Artists: Concerto Copenhagen (Peter Spissky, Fredrik From, Antina Hugosson [violins], Torbjörn Köhl [viola], Kate Hearne [cello], Mattias Frostenson [bass], Fredrik Bock [archlute, guitar], Lars-Ulrik Mortensen [harpsichord, director]) - [baroque ensemble]
Maria Keohane - [soprano]

Dowland’s address
to the courteous Reader in his First Booke of Songes could stand for
many of those who offer their creations to the public eye or ear. How hard an enterprise it is in this
skilfull and curious age to commit our private labours to the publicke view,
mine owne disabilitie and others hard successe doe too well assure me: and were
it not for that love I beare to the true lovers of musicke, I had concealde
these my first prints, which how they will thrive with your taste I know not.
He
had no need to worry; the Songes were
a huge hit and had to be reprinted at least four times.

Posterity has
described him as one of England’s greatest song composers alongside Purcell and
Britten, but for most of his life he had to seek employment abroad as the
English Court continually rejected him, so he perforce became one of England’s
most widely travelled and celebrated composer-performers. He did not take
kindly to this rejection and used the prefaces to his published works to
complain about the injustices of his life, the shortcomings of rival composers
and musicians and the inadequacies of the late Elizabethan world, doubtless
making himself yet more enemies in the process. He spent many years on the
continent and from 1598-1606 was generously employed by King Christian IV of Denmark,
who was bemused that such beautiful music could come from so agitated a soul.

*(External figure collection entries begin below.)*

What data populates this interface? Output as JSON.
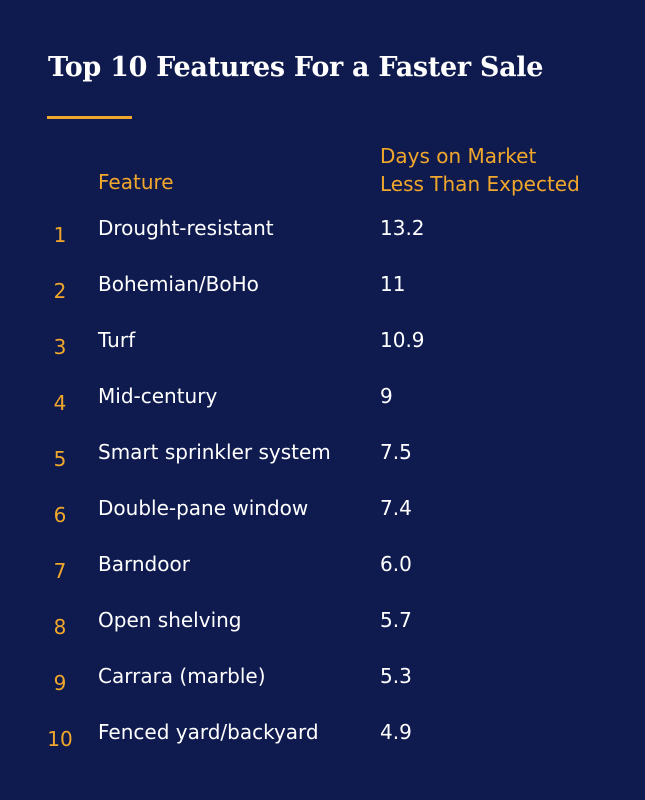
{
  "title": "Top 10 Features For a Faster Sale",
  "columns": {
    "feature": "Feature",
    "days_line1": "Days on Market",
    "days_line2": "Less Than Expected"
  },
  "chart_data": {
    "type": "table",
    "title": "Top 10 Features For a Faster Sale",
    "headers": [
      "Feature",
      "Days on Market Less Than Expected"
    ],
    "rows": [
      {
        "rank": "1",
        "feature": "Drought-resistant",
        "value": "13.2"
      },
      {
        "rank": "2",
        "feature": "Bohemian/BoHo",
        "value": "11"
      },
      {
        "rank": "3",
        "feature": "Turf",
        "value": "10.9"
      },
      {
        "rank": "4",
        "feature": "Mid-century",
        "value": "9"
      },
      {
        "rank": "5",
        "feature": "Smart sprinkler system",
        "value": "7.5"
      },
      {
        "rank": "6",
        "feature": "Double-pane window",
        "value": "7.4"
      },
      {
        "rank": "7",
        "feature": "Barndoor",
        "value": "6.0"
      },
      {
        "rank": "8",
        "feature": "Open shelving",
        "value": "5.7"
      },
      {
        "rank": "9",
        "feature": "Carrara (marble)",
        "value": "5.3"
      },
      {
        "rank": "10",
        "feature": "Fenced yard/backyard",
        "value": "4.9"
      }
    ]
  },
  "colors": {
    "background": "#0f1b4f",
    "accent": "#f0a72b",
    "text": "#ffffff"
  }
}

On being remonstrated with he would reply that music can only be born out of
fire and fury. He was known throughout Europe as the English Orpheus, but did
not receive royal recognition is in his own country until he was almost fifty.

Our own age has
responded to the romantic isolation of many of his songs, the individual voice
alienated from society expressing many of our deepest anxieties. His personal
motto
semper Dowland semper dolens encourages
a not entirely justified gloomy interpretation of his works. His texts are
fabulous, some of them highly suggestive in the Elizabethan manner, and we know
not who wrote them. The melodies are not only gorgeous but are wonderfully crafted.

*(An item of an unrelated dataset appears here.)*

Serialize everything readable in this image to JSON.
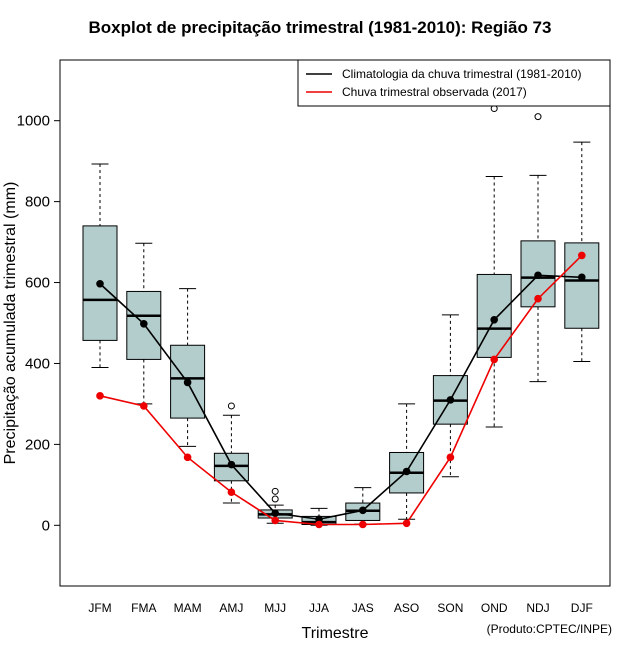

The words may seem black but the beauty of the music tells another story.

As with all verse
and lyrics from the Elizabethan and Stuart era, the
double entendre and the hidden meanings, both political and sexual,
should be sought out.
Come again seems
so cheerful but in fact contrasts the longed-for joys of love with the
hopelessness of not possessing them. The secret to understanding
Can she excuse my wrongs is its
sub-title
Earl of Essex, his Galliard. The
galliard was a lively and athletic dance, known to be Queen Elizabeth’s
favourite, and the Earl of Essex was for a long time a close advisor of the
Queen, but flew too near the sun and was beheaded for treason, adding some bite
to the final stanza. The
King of
Denmark’s Galliard
was an arrangement of an earlier Battle Galliard, probably made to propitiate the King after Dowland
had been absent without leave from the Danish Court.

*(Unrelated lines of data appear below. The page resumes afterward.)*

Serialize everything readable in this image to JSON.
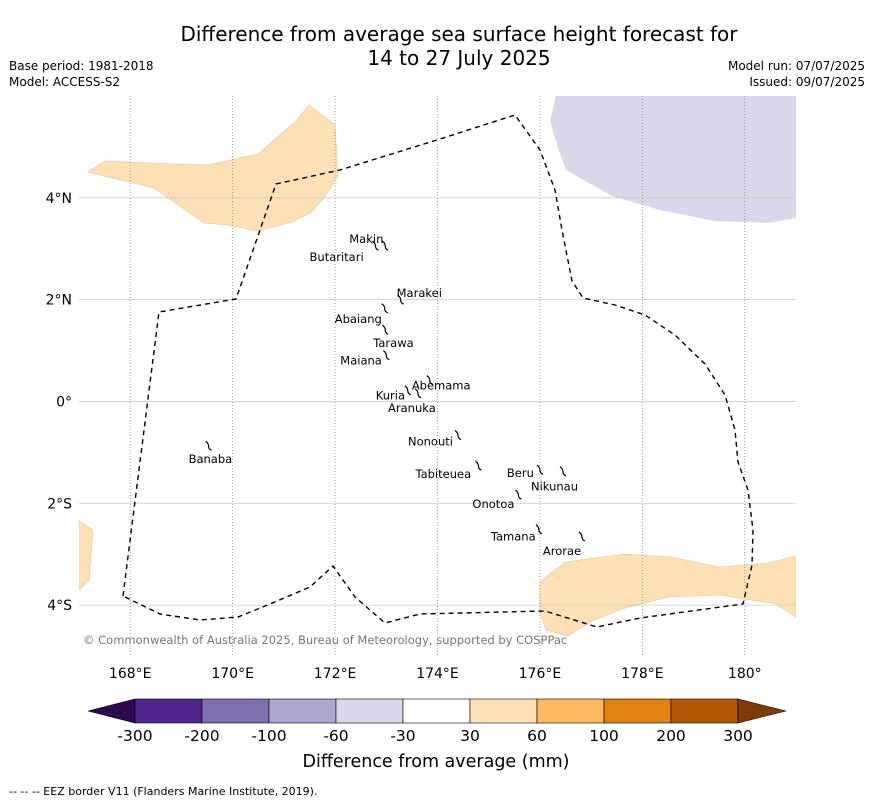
{
  "title_line1": "Difference from average sea surface height forecast for",
  "title_line2": "14 to 27 July 2025",
  "base_period": "Base period: 1981-2018",
  "model": "Model: ACCESS-S2",
  "model_run": "Model run: 07/07/2025",
  "issued": "Issued: 09/07/2025",
  "copyright": "© Commonwealth of Australia 2025, Bureau of Meteorology, supported by COSPPac",
  "map": {
    "lon_range": [
      167,
      181
    ],
    "lat_range": [
      -5,
      6
    ],
    "lon_ticks": [
      "168°E",
      "170°E",
      "172°E",
      "174°E",
      "176°E",
      "178°E",
      "180°"
    ],
    "lat_ticks": [
      "4°N",
      "2°N",
      "0°",
      "2°S",
      "4°S"
    ],
    "islands": [
      {
        "name": "Makin",
        "lon": 172.98,
        "lat": 3.07
      },
      {
        "name": "Butaritari",
        "lon": 172.79,
        "lat": 3.07
      },
      {
        "name": "Marakei",
        "lon": 173.28,
        "lat": 2.01
      },
      {
        "name": "Abaiang",
        "lon": 172.97,
        "lat": 1.84
      },
      {
        "name": "Tarawa",
        "lon": 172.98,
        "lat": 1.42
      },
      {
        "name": "Maiana",
        "lon": 173.0,
        "lat": 0.92
      },
      {
        "name": "Abemama",
        "lon": 173.85,
        "lat": 0.43
      },
      {
        "name": "Kuria",
        "lon": 173.42,
        "lat": 0.23
      },
      {
        "name": "Aranuka",
        "lon": 173.62,
        "lat": 0.17
      },
      {
        "name": "Banaba",
        "lon": 169.53,
        "lat": -0.86
      },
      {
        "name": "Nonouti",
        "lon": 174.4,
        "lat": -0.65
      },
      {
        "name": "Tabiteuea",
        "lon": 174.8,
        "lat": -1.25
      },
      {
        "name": "Beru",
        "lon": 176.0,
        "lat": -1.33
      },
      {
        "name": "Nikunau",
        "lon": 176.45,
        "lat": -1.36
      },
      {
        "name": "Onotoa",
        "lon": 175.58,
        "lat": -1.82
      },
      {
        "name": "Tamana",
        "lon": 175.98,
        "lat": -2.5
      },
      {
        "name": "Arorae",
        "lon": 176.82,
        "lat": -2.64
      }
    ],
    "anomaly_classes_present": [
      "-60 to -30",
      "30 to 60"
    ]
  },
  "colorbar": {
    "ticks": [
      "-300",
      "-200",
      "-100",
      "-60",
      "-30",
      "30",
      "60",
      "100",
      "200",
      "300"
    ],
    "colors": [
      "#2d0a4e",
      "#54278f",
      "#7f70ad",
      "#ada6cf",
      "#d8d8ea",
      "#ffffff",
      "#fde0b6",
      "#fdb863",
      "#e08214",
      "#b35806",
      "#7f3b08"
    ],
    "label": "Difference from average (mm)"
  },
  "footer": "--  --  -- EEZ border V11 (Flanders Marine Institute, 2019).",
  "colors": {
    "negative_fill": "#d8d8ea",
    "positive_fill": "#fde0b6",
    "grid": "#cccccc",
    "eez": "#000000"
  }
}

What poor astronomers shows clearly that Dowland did not suffer
fools gladly with a jocular and bawdy text.
Flow
my tears
is a poem of unrelieved gloom with text and music of unmatched
beauty. Dowland’s famous
Lachrimae or
Seven Teares figured in Seven Passionate Pavans
consists of a monumental
set of variations on the pavan that inspired
Flow my tears – so successful was it that the doleful melody
permeated Elizabethan musical and literary culture.